By Biotechdaily staff writers
Posted on 21 Jul 2004
Researchers used a viral vector to insert short hairpin RNAs into brain cells of mice suffering from a neurodegenerative disease similar to human Huntington's disease and found that the treated animals showed restored cerebellar morphology and profound improvement in motor coordination.

Investigators at the University of Iowa (Iowa City, USA worked with a line of mice (SCA1) that carried a mutation that caused the development of a polyglutamine-repeat disease similar to human Huntington's disease and spinocerebellar ataxias. More...
In order to correct this syndrome they injected the mice with a modified adenovirus vector, which carried short RNA fragments that were designed to bind to and silence the mutant gene via RNA interference (RNAi).

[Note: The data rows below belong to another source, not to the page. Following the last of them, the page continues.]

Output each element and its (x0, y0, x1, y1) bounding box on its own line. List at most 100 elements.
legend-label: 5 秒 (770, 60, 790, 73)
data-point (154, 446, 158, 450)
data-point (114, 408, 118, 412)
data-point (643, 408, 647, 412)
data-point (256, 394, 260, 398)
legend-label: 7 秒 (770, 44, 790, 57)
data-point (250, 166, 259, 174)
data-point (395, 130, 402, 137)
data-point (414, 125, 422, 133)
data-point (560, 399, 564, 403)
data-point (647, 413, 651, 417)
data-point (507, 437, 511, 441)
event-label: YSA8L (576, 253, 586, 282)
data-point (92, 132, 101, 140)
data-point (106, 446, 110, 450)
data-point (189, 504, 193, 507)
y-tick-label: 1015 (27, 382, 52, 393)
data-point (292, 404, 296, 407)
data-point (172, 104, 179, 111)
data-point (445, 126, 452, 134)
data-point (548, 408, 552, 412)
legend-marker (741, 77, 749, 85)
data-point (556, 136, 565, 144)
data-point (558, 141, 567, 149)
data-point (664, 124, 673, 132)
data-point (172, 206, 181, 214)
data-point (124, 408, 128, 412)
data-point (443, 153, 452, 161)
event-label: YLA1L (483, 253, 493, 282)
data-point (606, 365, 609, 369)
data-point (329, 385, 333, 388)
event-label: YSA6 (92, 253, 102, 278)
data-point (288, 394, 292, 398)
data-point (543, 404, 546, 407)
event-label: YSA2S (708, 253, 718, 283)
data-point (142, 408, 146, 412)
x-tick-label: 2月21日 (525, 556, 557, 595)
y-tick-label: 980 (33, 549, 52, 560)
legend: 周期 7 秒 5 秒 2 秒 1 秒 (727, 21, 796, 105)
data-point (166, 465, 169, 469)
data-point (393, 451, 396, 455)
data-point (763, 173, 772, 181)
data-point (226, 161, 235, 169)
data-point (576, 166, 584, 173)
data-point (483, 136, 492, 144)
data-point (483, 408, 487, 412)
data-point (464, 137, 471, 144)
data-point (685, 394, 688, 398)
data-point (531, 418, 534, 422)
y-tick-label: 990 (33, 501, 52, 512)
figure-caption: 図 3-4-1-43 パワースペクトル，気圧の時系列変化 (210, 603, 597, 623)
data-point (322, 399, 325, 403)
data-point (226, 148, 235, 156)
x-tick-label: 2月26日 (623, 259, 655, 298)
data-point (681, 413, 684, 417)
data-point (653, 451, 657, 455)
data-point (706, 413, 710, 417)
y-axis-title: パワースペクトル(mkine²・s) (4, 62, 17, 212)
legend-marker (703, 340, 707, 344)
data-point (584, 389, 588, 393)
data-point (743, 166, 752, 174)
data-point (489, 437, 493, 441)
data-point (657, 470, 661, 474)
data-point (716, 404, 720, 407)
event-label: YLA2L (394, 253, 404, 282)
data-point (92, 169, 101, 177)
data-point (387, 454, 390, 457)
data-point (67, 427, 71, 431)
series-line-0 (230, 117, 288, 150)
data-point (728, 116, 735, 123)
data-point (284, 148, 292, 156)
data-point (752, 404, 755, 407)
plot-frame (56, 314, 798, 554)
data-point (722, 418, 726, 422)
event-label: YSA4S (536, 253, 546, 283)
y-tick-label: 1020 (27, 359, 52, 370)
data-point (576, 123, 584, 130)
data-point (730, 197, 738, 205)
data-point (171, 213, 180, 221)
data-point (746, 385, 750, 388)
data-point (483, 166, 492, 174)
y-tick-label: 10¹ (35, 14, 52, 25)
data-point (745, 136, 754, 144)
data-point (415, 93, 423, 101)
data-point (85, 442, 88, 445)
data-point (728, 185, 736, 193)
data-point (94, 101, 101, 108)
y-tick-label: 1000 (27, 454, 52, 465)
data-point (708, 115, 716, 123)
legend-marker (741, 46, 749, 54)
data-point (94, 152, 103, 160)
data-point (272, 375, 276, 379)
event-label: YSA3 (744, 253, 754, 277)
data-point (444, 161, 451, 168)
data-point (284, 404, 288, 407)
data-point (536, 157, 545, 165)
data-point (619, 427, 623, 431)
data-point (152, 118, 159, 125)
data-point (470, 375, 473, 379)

They reported in the July 4, 2004, online edition of Nature Medicine that the treated mice showed profoundly improved motor coordination, restored cerebellar morphology, and lacked the characteristic ataxin-1 inclusions in Purkinje cells of SCA1 mice.

"This is the first example of targeted gene silencing of a disease gene in the brains of live animals and it suggests that this approach may eventually be useful for human therapies,” said senior author Dr. Beverly Davidson, professor of internal medicine, physiology and biophysics, and neurology at the University of Iowa. "We have had success in tissue culture, but translating those ideas to animal models of disease has been a barrier. We seem to have broken through that barrier.”